\name{env}
\alias{env}
\title{Fit the envelope model.}
\description{
  This function fits the envelope model to the responses and predictors,
  using the maximum likelihood estimation.  When the dimension of the envelope is between 1 and r-1, we implemented the algorithm in Cook et  al. (2016).  When the dimension is r, then the envelope model degenerates to the standard multivariate linear regression.  When the dimension is 0, it means that X and Y are uncorrelated, and the fitting is different.
  }
\usage{
       ModelOutput = env(X, Y, u)
}

\arguments{
  \item{X}{Predictors. An n by p matrix, p is the number of predictors. The predictors can be univariate or multivariate, discrete or continuous.}
  \item{Y}{Multivariate responses. An n by r matrix, r is the number of responses and n is number of observations. The responses must be continuous variables.}
  \item{u}{Dimension of the envelope. An integer between 0 and r.}
  \item{maxiter}{Maximum number of iterations.  Default value: 100.}
  \item{ftol}{Tolerance parameter for F.  Default value: 1e-2. } 
  \item{init}{The initial value for the envelope subspace. An r by u matrix. Default value is the one generated by function initial_value.}
  \item{verbose}{Flag for print out model fitting process, logical 0 or 1. Default value: 0.}
}
%\details{}

\value{
  \item{alpha}{The estimated intercept in the envelope model.  An r by 1 vector.}
  \item{beta}{The envelope estimator of the regression coefficients. An r by p matrix.}
  \item{Gamma}{The orthogonal basis of the envelope subspace. An r by u semi-orthogonal matrix.}
  \item{Gamma0}{The orthogonal basis of the complement of the envelope subspace.  An r by r-u semi-orthogonal matrix.}
  \item{eta}{The coordinates of beta with respect to Gamma. A u by p matrix.} 
  \item{Sigma}{The envelope estimator of the error covariance matrix.  An r by r matrix.}
  \item{Omega}{The coordinates of Sigma with respect to Gamma. A u by u matrix.}
  \item{Omega0}{The coordinates of Sigma with respect to Gamma0. An r-u by r-u matrix.}  
  \item{loglik}{The maximized log likelihood function.  A real number.}  
  \item{paramNum}{The number of parameters in the envelope model.  A positive integer.}
  \item{sigRes}{The sample error covariance matrix. A r by r matrix.} 
  \item{sigY}{The sample response covariance matrix. A r by r matrix.} 
  \item{sigX}{The sample predictor covariance matrix. A p by p matrix.} 
  \item{n}{The number of observations in the data.  A positive integer.}
  \item{r}{The number of responses. A nonnegative integer.}
  \item{u}{Dimension of the envelope. An integer between 0 and r.}
  \item{p}{The number of predictors. A positive integer.}    
  \item{fit_time}{The time costs for fitting the envelope model.}
}
  
\references{
Cook, R. Dennis, Bing Li, and Francesca Chiaromonte. "Envelope models for parsimonious and efficient multivariate linear regression." \emph{Statist. Sinica} 20 (2010): 927-1010.

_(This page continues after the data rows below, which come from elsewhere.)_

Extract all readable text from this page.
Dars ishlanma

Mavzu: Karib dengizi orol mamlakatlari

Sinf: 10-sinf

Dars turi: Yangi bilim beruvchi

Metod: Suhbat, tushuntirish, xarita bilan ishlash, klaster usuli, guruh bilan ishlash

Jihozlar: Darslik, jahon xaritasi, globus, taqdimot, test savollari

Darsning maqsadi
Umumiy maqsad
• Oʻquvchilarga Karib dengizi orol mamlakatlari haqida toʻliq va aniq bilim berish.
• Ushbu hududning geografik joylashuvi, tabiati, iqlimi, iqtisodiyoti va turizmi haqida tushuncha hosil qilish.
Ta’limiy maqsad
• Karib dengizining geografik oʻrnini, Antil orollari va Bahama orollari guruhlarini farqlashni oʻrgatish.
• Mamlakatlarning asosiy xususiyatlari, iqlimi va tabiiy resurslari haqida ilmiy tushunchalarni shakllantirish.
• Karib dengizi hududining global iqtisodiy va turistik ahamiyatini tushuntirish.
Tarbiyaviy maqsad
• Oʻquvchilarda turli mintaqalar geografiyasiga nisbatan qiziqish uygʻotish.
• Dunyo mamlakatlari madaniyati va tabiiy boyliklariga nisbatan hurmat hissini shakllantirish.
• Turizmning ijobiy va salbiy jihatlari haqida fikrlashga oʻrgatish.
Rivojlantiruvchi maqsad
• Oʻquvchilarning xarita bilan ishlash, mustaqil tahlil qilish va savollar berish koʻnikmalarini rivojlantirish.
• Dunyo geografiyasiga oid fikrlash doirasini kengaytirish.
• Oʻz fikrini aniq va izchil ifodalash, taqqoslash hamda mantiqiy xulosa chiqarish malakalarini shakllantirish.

The codes are implemented based on the algorithm in Cook, R. D., Forzani, L. and Su, Z. (2016), A Note on Fast Envelope Estimation. \emph{Journal of Multivariate Analysis.} 150, 42-54. 
}

\author{Zhihua Su\cr Maintainer: Guangyu Zhu \email{gzhu22@ufl.edu}}

\seealso{\code{choose_env} for choosing the dimension of envelope subspace.}